No tenderer hands could have given the Daphne's master and mate to the sea; no voice could have bespoken their souls a kinder journey than the stranger who shrouded and weighted them. He sent them away with a prayer and a heartfelt farewell that a friend who had known them and loved them a lifetime might have breathed.

Paul was near breaking down when it came to the parting with William Elston. Among the papers scattered around the lad he found the first page of a letter which the boy had started to his mother on the day after the Daphne had put out from Sydney. That was the day after Christmas.

"I'll be home in England—merry England—with you next Christmas, mother mine——"

That was as much as he could read. He put the crumpled sheet in the dead boy's hands where he had already folded a photograph which had hung over the berth. It was a picture of a simple vine-covered cottage such as are to be met in the byways of villages and towns throughout England. Clusters of roses peeped and seemed to nod over a hawthorn hedge in the foreground. A collie stood at the gate, head lifted, ears cocked, and muzzle searching the distance as at a master's coming. On the back of the photograph was written in the hand which had kept the log: "My Sussex Home.

"'In a fair ground—in a fair ground—
Yea, Sussex by the sea!'"

While the mystery which Paul met at every turn beckoned him on in pursuit of it, he was careful to guard against giving any time except to necessary things. He was compelled to give his attention to the donkey boiler and galley fires forward as well as keep an eye on the sun's ascension toward noon. The Daphne's position was the most important thing to be ascertained. To this end he searched high and low for a sextant. The mate's was missing; the skipper's, too. He found McGavock's empty case in a corner of the chart room, where it had been thrown and smashed. A mercurial barometer lay crushed beside it. Nor could he discover the sailing chart of the bark's present voyage nor any other chart of the Pacific.

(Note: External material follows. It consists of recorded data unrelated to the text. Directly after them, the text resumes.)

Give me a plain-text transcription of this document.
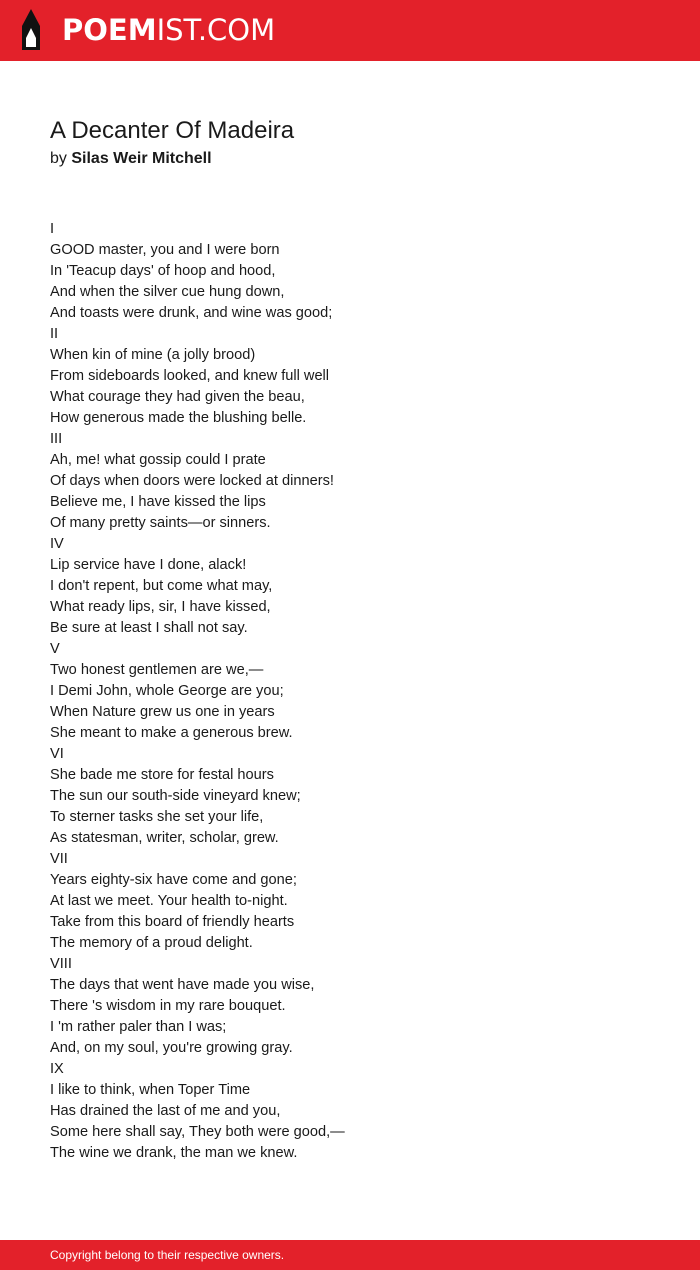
POEMIST.COM
A Decanter Of Madeira
by Silas Weir Mitchell
I
GOOD master, you and I were born
In 'Teacup days' of hoop and hood,
And when the silver cue hung down,
And toasts were drunk, and wine was good;
II
When kin of mine (a jolly brood)
From sideboards looked, and knew full well
What courage they had given the beau,
How generous made the blushing belle.
III
Ah, me! what gossip could I prate
Of days when doors were locked at dinners!
Believe me, I have kissed the lips
Of many pretty saints—or sinners.
IV
Lip service have I done, alack!
I don't repent, but come what may,
What ready lips, sir, I have kissed,
Be sure at least I shall not say.
V
Two honest gentlemen are we,—
I Demi John, whole George are you;
When Nature grew us one in years
She meant to make a generous brew.
VI
She bade me store for festal hours
The sun our south-side vineyard knew;
To sterner tasks she set your life,
As statesman, writer, scholar, grew.
VII
Years eighty-six have come and gone;
At last we meet. Your health to-night.
Take from this board of friendly hearts
The memory of a proud delight.
VIII
The days that went have made you wise,
There 's wisdom in my rare bouquet.
I 'm rather paler than I was;
And, on my soul, you're growing gray.
IX
I like to think, when Toper Time
Has drained the last of me and you,
Some here shall say, They both were good,—
The wine we drank, the man we knew.
Copyright belong to their respective owners.
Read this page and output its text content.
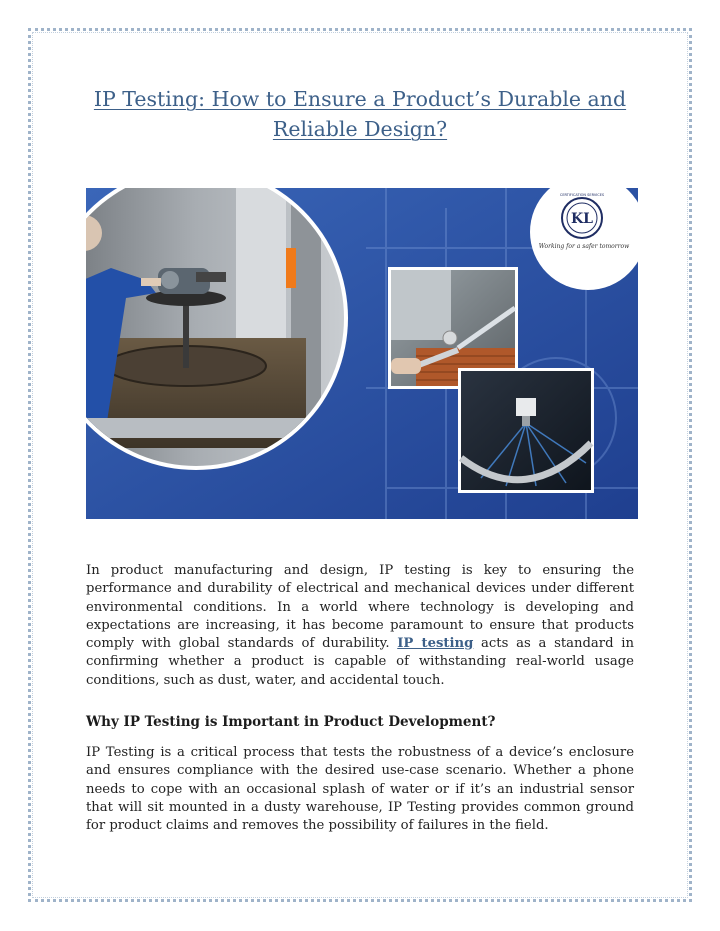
IP Testing: How to Ensure a Product’s Durable and Reliable Design?
KL
CERTIFICATION SERVICES
Working for a safer tomorrow
In product manufacturing and design, IP testing is key to ensuring the performance and durability of electrical and mechanical devices under different environmental conditions. In a world where technology is developing and expectations are increasing, it has become paramount to ensure that products comply with global standards of durability. IP testing acts as a standard in confirming whether a product is capable of withstanding real-world usage conditions, such as dust, water, and accidental touch.
Why IP Testing is Important in Product Development?
IP Testing is a critical process that tests the robustness of a device’s enclosure and ensures compliance with the desired use-case scenario. Whether a phone needs to cope with an occasional splash of water or if it’s an industrial sensor that will sit mounted in a dusty warehouse, IP Testing provides common ground for product claims and removes the possibility of failures in the field.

Abaft the companionway staircase he came upon a room which had escaped his attention before. It opened upon a short alleyway into the lazarette. Here were stowed the ship's slop stores. A door on the left hand, as one went aft, led into the skipper's room. He had noticed it when he had returned to get the ulster for Emily. Immediately opposite was the entrance to a snug bathroom.

Paul took advantage immediately of his discovery of the slop stores to levy upon them for an outfit of clothing and shoes. When he had found how plentiful was the vessel's supply of water he had vanquished the dust and grime of his venture into the fore hold. The touch of the fresh clothing, rough though it was, was pleasant. It was a link with the world again.

The while he dressed in the bathroom he observed many things which told of a woman's presence—articles of the toilet too fine and dainty for a man's use. A leather traveling dressing case lay on a small stand. It contained a silver-mounted assortment of brushes and screw-top bottles. He paused to examine them for a marking. There was none but the English Sterling impression. Another thing which indicated to him that this room had known a woman's presence was a tiny fern basket which swung over the bath. Similar baskets hung in the skylight of each saloon and from the ceiling in the skipper's room. These meant a woman's watchfulness and tender care. Men who live and die by the sea know no green-growing things; no flowers. The sea gives no flowers to its children; no sweet odors for memory. It has gardens, but they are scentless and one may enter them only when life is done. So perhaps it is just as well that its flora is without fragrance.

At one moment Paul was convinced that a woman had been in the Daphne but recently: the next he doubted it. He did not wish to think that she had been carried off in those small boats. The thought sickened him.